31      We therefore conclude that Robertson has met his burden of making a preliminary showing that there is a reasonable likelihood that the records contain relevant information necessary to a determination of guilt or innocence.  As the State itself observed, the case came down to credibility and the trial court concluded that the jury could have viewed E.B.’s leaving the van as an indication that she was trying to escape from whatever had occurred in the van.  Robertson has presented evidence demonstrating that E.B.’s psychiatric difficulties might affect both her ability to accurately perceive events and her ability to relate the truth.  These problems are relevant and necessary to a determination of guilt or innocence because they bear directly on both E.B.’s credibility and Robertson’s defense of consent.  Thus, Robertson is entitled to an in camera inspection of the mental health records.  

32      The State next argues that if we conclude Robertson is entitled to a posttrial in camera review of E.B.’s records, then we should certify the case to the supreme court to determine the remedy if E.B. on remand refuses to waive her privilege and permit an in camera review.  The State’s argument is premature.  E.B. has not yet refused to waive her privilege in the records and thus the issue is not yet properly before this court.  Courts act only to determine actual controversies—not to announce principles of law or to render purely advisory opinions.  See State ex rel. Ellenburg v. Gagnon, 76 Wis. 2d 532, 535, 251 N.W.2d 773 (1977).  We therefore decline to certify the issue to the supreme court.

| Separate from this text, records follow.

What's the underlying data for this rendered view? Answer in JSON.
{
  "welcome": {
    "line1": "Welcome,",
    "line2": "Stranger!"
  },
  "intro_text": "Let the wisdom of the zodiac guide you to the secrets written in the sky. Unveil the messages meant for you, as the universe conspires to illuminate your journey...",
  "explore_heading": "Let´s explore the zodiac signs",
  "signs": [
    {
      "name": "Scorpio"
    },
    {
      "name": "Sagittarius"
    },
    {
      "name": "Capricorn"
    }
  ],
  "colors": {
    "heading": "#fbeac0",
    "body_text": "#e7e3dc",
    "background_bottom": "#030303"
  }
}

            By the Court.—Judgment affirmed; order reversed and cause remanded with directions.

 


 

 

 



[1]  See State v. Shiffra, 175 Wis. 2d 600, 499 N.W.2d 719 (Ct. App. 1993); State v. Green, 2002 WI 68, 253 Wis. 2d 356, 646 N.W.2d 298. 

[2]  See State v. O’Brien, 223 Wis. 2d 303, 588 N.W.2d 8 (1999).

[3]  The complete decision of the trial court on the subject is as follows: 

     My recollection of this case was that there was a lot of consensual activity that, if you will, prestage sexual involvement between the two parties that led up to the actual act of sexual intercourse, that is penal/vaginal intercourse, which the evidence was whether or not there was consent for that, and, of course, the defendant felt that there was and the victim said there wasn’t and part of showing her intention was her leaving the van.           

     You claim that it is a dramatic event.  The jury looks at it as a fact that certainly if it was consensual, a person doesn’t jump up and run out of a van, which would show that this person was trying to escape from the conduct that they had been engaged in.  So I’m not sure that having [E.B.’s doctor’s] report is going to shed any further light on it. 

[4]  While the court used the term “consequential,” it noted that the term was synonymous with “material.”  O’Brien, 223 Wis. 2d at 320 n.11.

[5]  An exception would be if the trial court assumed the truth of every supposition the defendant hoped to gain by perusal of the confidential records, but nonetheless concluded that such evidence would not create a reasonable probability of a different result on retrial.

[6]  The Diagnostic and Statistical Manual has been described as “the primary tool of clinical diagnosis in the psychiatric field.”  State v. Post, 197 Wis. 2d 279, 305, 541 N.W.2d 115 (1995).